Inventé à l’aube des années 2000 au cœur de la Silicon Valley le CHO est au cœur même d’une vive polémique ces derniers temps. Beaucoup se posent en effet la question : est-il vraiment utile ?

Est-ce le règne de la tyrannie du bonheur ? Ou bien l’entreprise qui emploie un CHO aborde-elle la question du « bien-être » au travail sous le mauvais angle ? Faut-il intégralement repenser la relation travail-bonheur des employés ? Autant de questions auxquelles Tech Me Up’ va tenter de vous proposer des pistes de réflexion.

Qu’est-ce qu’un CHO ?

Chefs d’orchestre du bonheur en entreprise ? Derrière ce titre accrocheur se cache une réalité plus complexe. Un chiffre tout d’abord, en France on estime entre 500 et 1000 le nombre de ces CHO. Essentiellement en Ile-de-France, mais aussi dans les grandes métropoles de région. Derrière ce chiffre, c’est une myriade d’acteurs dont les missions sont somme toute assez différentes les unes des autres. Petit déjeuner d’entreprise, création de salle de sieste, discussion sur la « happy culture » : autant de sujets variés qui ont pour but de diriger la culture d’entreprise vers la convivialité.

Derrière les postes de CHO on retrouve principalement d’anciens directeurs juridiques, des managers en marketing, des responsables de la communication interne. La réalité c’est qu’il n’existe aucune formation particulière pour ce genre de poste. Et ce d’autant que leurs missions restent floues et différentes d’une société à l’autre.

Ce qui importe donc ce sont les leviers de décision. Actuellement beaucoup de ces « feel good » managers n’ont pas encore accès à des niveaux de responsabilité qui permettent réellement de transformer l’entreprise. Car en effet, sans levier de décision, comment vraiment influencer les décideurs, négocier avec les partenaires sociaux ou changer durablement le mode de vie de l’entreprise ? La question est donc posée : un CHO efficace doit-il obligatoirement siéger au conseil d’administration ?

 

Un problème d’image

En France, l’image du CHO est négativement connotée. Beaucoup d’entreprises dont la stratégie était incertaine concernant la mise en place d’un CHO se retrouvent aujourd’hui hésitante. Le cas le plus flagrant est celui de l’entreprise Kiabi. En effet, après le départ de l’ancienne DRH monde Christine Jutard la marque n’a pas souhaité reconduire l’expérience.

D’ailleurs dans l’hexagone le terme est régulièrement associé au terme de « chauffeur de salle » ou encore « d’animateur » ou encore de « G.O ». Une image négative avec des termes marquants qui continuent de dévaloriser le rôle du CHO. Un poste cosmétique, aux visées purement marketing pour faire des actions peu efficaces ? C’est du moins le constat que pose Pascal Grémiaux fondateur de Eurecia (logiciel RH) dont l’entreprise est labélisée « great place to work ».

Le CHO serait-il alors passé de mode ? Ou peut-être n’est-il en réalité qu’un outil comme un autre : nécessaire, mais à utiliser en harmonie avec d’autres.


Le bonheur est-il vraiment abordé sous le bon angle en entreprise ? 

Faut-il rendre les employés heureux dans leur travail ? Ou qu’ils aient des compensations suffisamment fortes à côté du travail pour supporter leurs journées au bureau ? La question est complexe.  Mais la réponse se trouve aussi dans la question. En termes de productivité, mieux vaut un salarié épanoui plutôt que malheureux.

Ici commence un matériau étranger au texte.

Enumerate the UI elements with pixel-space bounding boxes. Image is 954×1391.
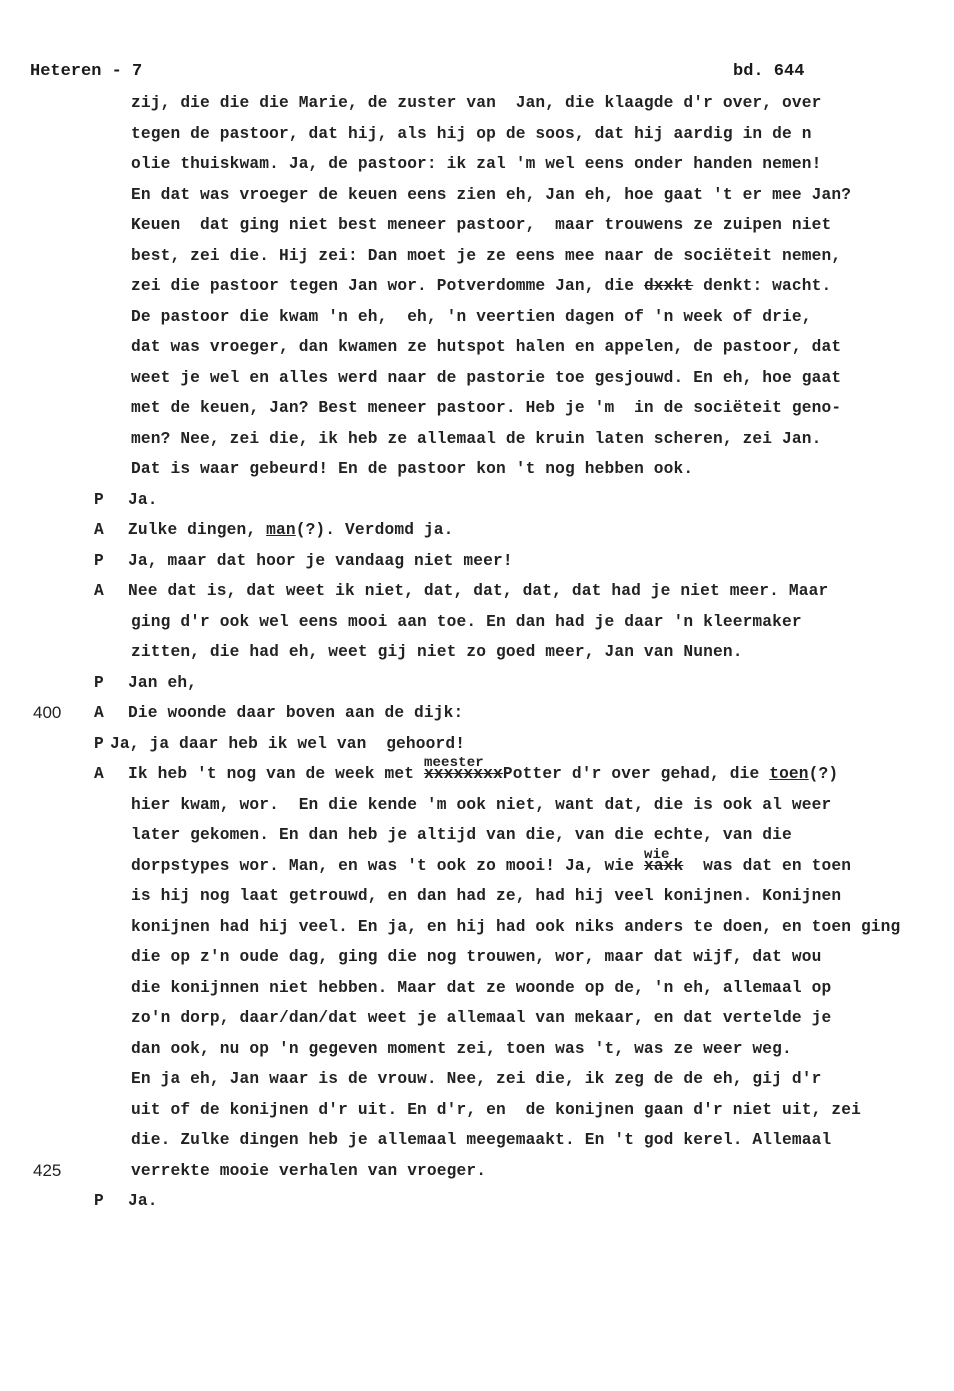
transcript-line: hier kwam, wor. En die kende 'm ook niet… xyxy=(131,795,831,815)
text-segment: zitten, die had eh, weet gij niet zo goe… xyxy=(131,643,743,661)
transcript-line: die. Zulke dingen heb je allemaal meegem… xyxy=(131,1130,831,1150)
text-segment: Die woonde daar boven aan de dijk: xyxy=(128,704,463,722)
text-segment: De pastoor die kwam 'n eh, eh, 'n veerti… xyxy=(131,308,812,326)
transcript-line: Dat is waar gebeurd! En de pastoor kon '… xyxy=(131,459,693,479)
transcript-line: konijnen had hij veel. En ja, en hij had… xyxy=(131,917,900,937)
text-segment: En ja eh, Jan waar is de vrouw. Nee, zei… xyxy=(131,1070,822,1088)
transcript-line: olie thuiskwam. Ja, de pastoor: ik zal '… xyxy=(131,154,822,174)
text-segment: Ja. xyxy=(128,491,158,509)
typed-correction: meesterxxxxxxxx xyxy=(424,764,503,784)
text-segment: Nee dat is, dat weet ik niet, dat, dat, … xyxy=(128,582,828,600)
margin-line-number: 425 xyxy=(33,1161,61,1181)
text-segment: later gekomen. En dan heb je altijd van … xyxy=(131,826,792,844)
transcript-line: Die woonde daar boven aan de dijk: xyxy=(128,703,463,723)
transcript-line: Keuen dat ging niet best meneer pastoor,… xyxy=(131,215,831,235)
text-segment: dat was vroeger, dan kwamen ze hutspot h… xyxy=(131,338,841,356)
page-number: bd. 644 xyxy=(733,62,804,81)
speaker-label: P xyxy=(94,1191,104,1211)
transcript-line: Jan eh, xyxy=(128,673,197,693)
text-segment: dorpstypes wor. Man, en was 't ook zo mo… xyxy=(131,857,644,875)
text-segment: is hij nog laat getrouwd, en dan had ze,… xyxy=(131,887,841,905)
text-segment: Ik heb 't nog van de week met xyxy=(128,765,424,783)
text-segment: was dat en toen xyxy=(683,857,851,875)
text-segment: Ja, maar dat hoor je vandaag niet meer! xyxy=(128,552,513,570)
underlined-text: toen xyxy=(769,765,808,783)
text-segment: best, zei die. Hij zei: Dan moet je ze e… xyxy=(131,247,841,265)
underlined-text: man xyxy=(266,521,296,539)
transcript-line: En ja eh, Jan waar is de vrouw. Nee, zei… xyxy=(131,1069,822,1089)
transcript-line: Ik heb 't nog van de week met meesterxxx… xyxy=(128,764,838,784)
text-segment: konijnen had hij veel. En ja, en hij had… xyxy=(131,918,900,936)
transcript-line: tegen de pastoor, dat hij, als hij op de… xyxy=(131,124,812,144)
transcript-line: zei die pastoor tegen Jan wor. Potverdom… xyxy=(131,276,831,296)
speaker-label: A xyxy=(94,764,104,784)
transcript-line: is hij nog laat getrouwd, en dan had ze,… xyxy=(131,886,841,906)
text-segment: Jan eh, xyxy=(128,674,197,692)
transcript-line: Ja, ja daar heb ik wel van gehoord! xyxy=(110,734,465,754)
struck-text: dxxkt xyxy=(644,277,693,295)
transcript-line: best, zei die. Hij zei: Dan moet je ze e… xyxy=(131,246,841,266)
text-segment: tegen de pastoor, dat hij, als hij op de… xyxy=(131,125,812,143)
text-segment: Keuen dat ging niet best meneer pastoor,… xyxy=(131,216,831,234)
text-segment: men? Nee, zei die, ik heb ze allemaal de… xyxy=(131,430,822,448)
transcript-line: Nee dat is, dat weet ik niet, dat, dat, … xyxy=(128,581,828,601)
transcript-line: weet je wel en alles werd naar de pastor… xyxy=(131,368,841,388)
transcript-line: die konijnnen niet hebben. Maar dat ze w… xyxy=(131,978,831,998)
text-segment: En dat was vroeger de keuen eens zien eh… xyxy=(131,186,851,204)
text-segment: olie thuiskwam. Ja, de pastoor: ik zal '… xyxy=(131,155,822,173)
transcript-line: verrekte mooie verhalen van vroeger. xyxy=(131,1161,486,1181)
text-segment: zei die pastoor tegen Jan wor. Potverdom… xyxy=(131,277,644,295)
text-segment: ging d'r ook wel eens mooi aan toe. En d… xyxy=(131,613,802,631)
transcript-line: Ja. xyxy=(128,1191,158,1211)
text-segment: die. Zulke dingen heb je allemaal meegem… xyxy=(131,1131,831,1149)
text-segment: (?). Verdomd ja. xyxy=(296,521,454,539)
speaker-label: P xyxy=(94,551,104,571)
transcript-line: men? Nee, zei die, ik heb ze allemaal de… xyxy=(131,429,822,449)
text-segment: (?) xyxy=(809,765,839,783)
transcript-line: dorpstypes wor. Man, en was 't ook zo mo… xyxy=(131,856,851,876)
text-segment: die op z'n oude dag, ging die nog trouwe… xyxy=(131,948,822,966)
margin-line-number: 400 xyxy=(33,703,61,723)
transcript-line: zij, die die die Marie, de zuster van Ja… xyxy=(131,93,822,113)
transcript-line: uit of de konijnen d'r uit. En d'r, en d… xyxy=(131,1100,861,1120)
text-segment: hier kwam, wor. En die kende 'm ook niet… xyxy=(131,796,831,814)
transcript-line: met de keuen, Jan? Best meneer pastoor. … xyxy=(131,398,841,418)
speaker-label: A xyxy=(94,703,104,723)
transcript-line: zitten, die had eh, weet gij niet zo goe… xyxy=(131,642,743,662)
text-segment: zij, die die die Marie, de zuster van Ja… xyxy=(131,94,822,112)
text-segment: Zulke dingen, xyxy=(128,521,266,539)
text-segment: dan ook, nu op 'n gegeven moment zei, to… xyxy=(131,1040,792,1058)
transcript-line: Zulke dingen, man(?). Verdomd ja. xyxy=(128,520,454,540)
text-segment: uit of de konijnen d'r uit. En d'r, en d… xyxy=(131,1101,861,1119)
text-segment: Dat is waar gebeurd! En de pastoor kon '… xyxy=(131,460,693,478)
text-segment: zo'n dorp, daar/dan/dat weet je allemaal… xyxy=(131,1009,831,1027)
transcript-line: die op z'n oude dag, ging die nog trouwe… xyxy=(131,947,822,967)
speaker-label: P xyxy=(94,673,104,693)
text-segment: Potter d'r over gehad, die xyxy=(503,765,769,783)
transcript-line: Ja, maar dat hoor je vandaag niet meer! xyxy=(128,551,513,571)
transcript-page: Heteren - 7 bd. 644 zij, die die die Mar… xyxy=(0,0,954,1391)
transcript-line: dat was vroeger, dan kwamen ze hutspot h… xyxy=(131,337,841,357)
transcript-line: zo'n dorp, daar/dan/dat weet je allemaal… xyxy=(131,1008,831,1028)
text-segment: weet je wel en alles werd naar de pastor… xyxy=(131,369,841,387)
transcript-line: ging d'r ook wel eens mooi aan toe. En d… xyxy=(131,612,802,632)
text-segment: Ja. xyxy=(128,1192,158,1210)
text-segment: met de keuen, Jan? Best meneer pastoor. … xyxy=(131,399,841,417)
speaker-label: A xyxy=(94,581,104,601)
text-segment: verrekte mooie verhalen van vroeger. xyxy=(131,1162,486,1180)
transcript-line: Ja. xyxy=(128,490,158,510)
text-segment: denkt: wacht. xyxy=(693,277,831,295)
transcript-line: En dat was vroeger de keuen eens zien eh… xyxy=(131,185,851,205)
transcript-line: De pastoor die kwam 'n eh, eh, 'n veerti… xyxy=(131,307,812,327)
page-header-title: Heteren - 7 xyxy=(30,62,142,81)
transcript-line: dan ook, nu op 'n gegeven moment zei, to… xyxy=(131,1039,792,1059)
typed-correction: wiexaxk xyxy=(644,856,683,876)
speaker-label: P xyxy=(94,734,104,754)
speaker-label: A xyxy=(94,520,104,540)
transcript-line: later gekomen. En dan heb je altijd van … xyxy=(131,825,792,845)
speaker-label: P xyxy=(94,490,104,510)
text-segment: die konijnnen niet hebben. Maar dat ze w… xyxy=(131,979,831,997)
text-segment: Ja, ja daar heb ik wel van gehoord! xyxy=(110,735,465,753)
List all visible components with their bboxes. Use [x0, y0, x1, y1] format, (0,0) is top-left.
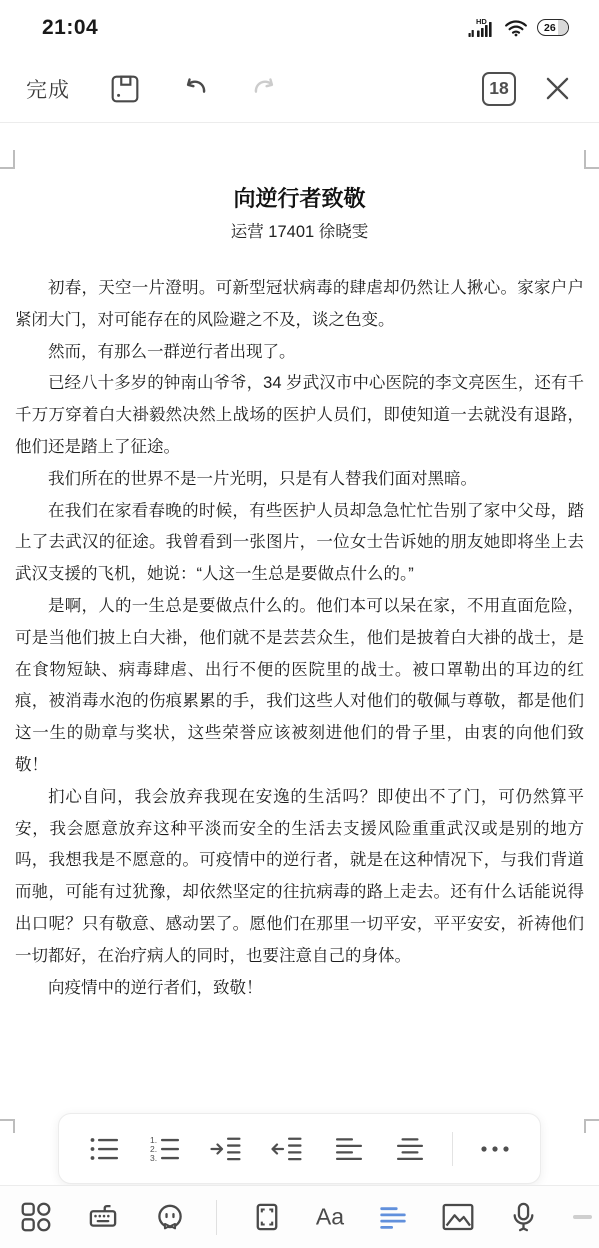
more-options-icon[interactable] [476, 1130, 514, 1168]
format-bar-separator [452, 1132, 453, 1166]
paragraph[interactable]: 在我们在家看春晚的时候，有些医护人员却急急忙忙告别了家中父母，踏上了去武汉的征途… [15, 496, 584, 591]
svg-text:3.: 3. [150, 1153, 157, 1163]
close-button[interactable] [544, 75, 571, 102]
page-margin-mark-top-right [584, 150, 599, 169]
paragraph[interactable]: 我们所在的世界不是一片光明，只是有人替我们面对黑暗。 [15, 464, 584, 496]
page-margin-mark-top-left [0, 150, 15, 169]
battery-fill [558, 20, 568, 35]
undo-button[interactable] [182, 75, 210, 103]
battery-indicator: 26 [537, 19, 569, 36]
font-size-button[interactable]: 18 [482, 72, 516, 106]
document-body[interactable]: 初春，天空一片澄明。可新型冠状病毒的肆虐却仍然让人揪心。家家户户紧闭大门，对可能… [15, 273, 584, 1004]
insert-toolbar: Aa [0, 1185, 599, 1248]
paragraph[interactable]: 然而，有那么一群逆行者出现了。 [15, 337, 584, 369]
wifi-icon [504, 18, 528, 37]
redo-button[interactable] [250, 75, 278, 103]
align-center-icon[interactable] [391, 1130, 429, 1168]
paragraph-format-bar: 1. 2. 3. [58, 1113, 541, 1184]
document-byline[interactable]: 运营 17401 徐晓雯 [0, 220, 599, 244]
indent-increase-icon[interactable] [207, 1130, 245, 1168]
status-bar: 21:04 HD [0, 0, 599, 55]
svg-text:HD: HD [476, 17, 487, 26]
align-left-icon[interactable] [330, 1130, 368, 1168]
tools-grid-icon[interactable] [21, 1202, 51, 1232]
bullet-list-icon[interactable] [85, 1130, 123, 1168]
numbered-list-icon[interactable]: 1. 2. 3. [146, 1130, 184, 1168]
app-screen: 21:04 HD [0, 0, 599, 1248]
document-title[interactable]: 向逆行者致敬 [0, 185, 599, 213]
clock: 21:04 [42, 16, 98, 40]
paragraph[interactable]: 初春，天空一片澄明。可新型冠状病毒的肆虐却仍然让人揪心。家家户户紧闭大门，对可能… [15, 273, 584, 337]
done-button[interactable]: 完成 [26, 74, 70, 104]
voice-input-icon[interactable] [224, 1201, 599, 1233]
paragraph[interactable]: 扪心自问，我会放弃我现在安逸的生活吗？即使出不了门，可仍然算平安，我会愿意放弃这… [15, 782, 584, 973]
assistant-emoji-icon[interactable] [155, 1202, 185, 1232]
page-margin-mark-bottom-right [584, 1119, 599, 1133]
indent-decrease-icon[interactable] [268, 1130, 306, 1168]
paragraph[interactable]: 已经八十多岁的钟南山爷爷，34 岁武汉市中心医院的李文亮医生，还有千千万万穿着白… [15, 368, 584, 463]
editor-toolbar: 完成 18 [0, 55, 599, 123]
page-margin-mark-bottom-left [0, 1119, 15, 1133]
paragraph[interactable]: 是啊，人的一生总是要做点什么的。他们本可以呆在家，不用直面危险，可是当他们披上白… [15, 591, 584, 782]
partial-icon-dash [573, 1215, 592, 1219]
paragraph[interactable]: 向疫情中的逆行者们，致敬！ [15, 973, 584, 1005]
document-page[interactable]: 向逆行者致敬 运营 17401 徐晓雯 初春，天空一片澄明。可新型冠状病毒的肆虐… [0, 123, 599, 1248]
save-button[interactable] [110, 74, 140, 104]
cell-signal-icon: HD [468, 17, 495, 38]
bottom-bar-separator [216, 1200, 217, 1235]
keyboard-icon[interactable] [88, 1202, 118, 1232]
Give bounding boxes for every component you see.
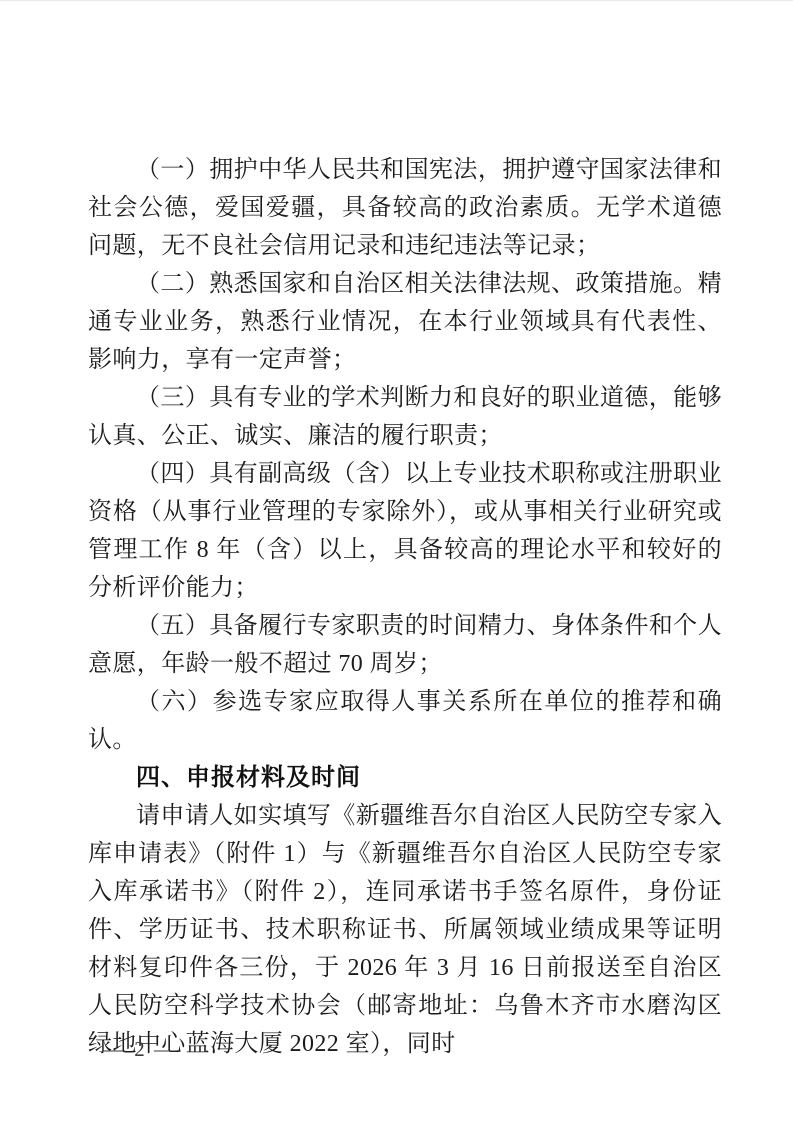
paragraph: （二）熟悉国家和自治区相关法律法规、政策措施。精通专业业务，熟悉行业情况，在本行… [88, 265, 722, 379]
paragraph: （一）拥护中华人民共和国宪法，拥护遵守国家法律和社会公德，爱国爱疆，具备较高的政… [88, 151, 722, 265]
paragraph: 请申请人如实填写《新疆维吾尔自治区人民防空专家入库申请表》（附件 1）与《新疆维… [88, 797, 722, 1063]
section-heading: 四、申报材料及时间 [88, 759, 722, 797]
paragraph: （五）具备履行专家职责的时间精力、身体条件和个人意愿，年龄一般不超过 70 周岁… [88, 607, 722, 683]
paragraph: （三）具有专业的学术判断力和良好的职业道德，能够认真、公正、诚实、廉洁的履行职责… [88, 379, 722, 455]
paragraph: （六）参选专家应取得人事关系所在单位的推荐和确认。 [88, 683, 722, 759]
page-number: — 2 — [104, 1037, 177, 1061]
document-body: （一）拥护中华人民共和国宪法，拥护遵守国家法律和社会公德，爱国爱疆，具备较高的政… [88, 151, 722, 1063]
paragraph: （四）具有副高级（含）以上专业技术职称或注册职业资格（从事行业管理的专家除外），… [88, 455, 722, 607]
document-page: （一）拥护中华人民共和国宪法，拥护遵守国家法律和社会公德，爱国爱疆，具备较高的政… [0, 0, 793, 1123]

D’ailleurs, si les clefs du bien-être en entreprise vous trouverez des réponses ici.

Mais alors, un employé heureux s’implique-t-il davantage ? C’est ce que tendent à prouver les différentes études qui ont tenté d’aborder la question. Mais de gros écueils demeurent en fonction des typologies des postes occupés, des temps de trajets ou encore de l’harmonisation vie professionnelle-vie privée. Car dans les faits, bonheur et engagement au travail ne sont pas les mêmes choses.

Nous le voyons la tâche du CHO est complexe :  d’une part les entreprises demeurent dubitatives quant à l’impact réel qu’il peut avoir, surtout quand le CHO ne siège pas en conseil d’administration. De même la notion de bonheur même est complexe et revêt une multiplicité de facettes qui ne sont pas toutes reliées à la seule notion du travail. Dans tous les cas le bonheur au travail ne doit pas faire s’éteindre le pessimisme. Car du pessimisme nait la résilience mentale. Et de la résilience la force de construire mieux.

 

Comme souvent, c’est l’expérience qui prévaut. La culture d’entreprise est différente dans chaque société. Tout comme le bonheur des employés. Alors maitriser le bonheur de ceux-ci oui. A condition de ne pas empiéter trop loin dans la vie privée. L’expérience permet de faire cette distinction, ce que savent les bons CHO.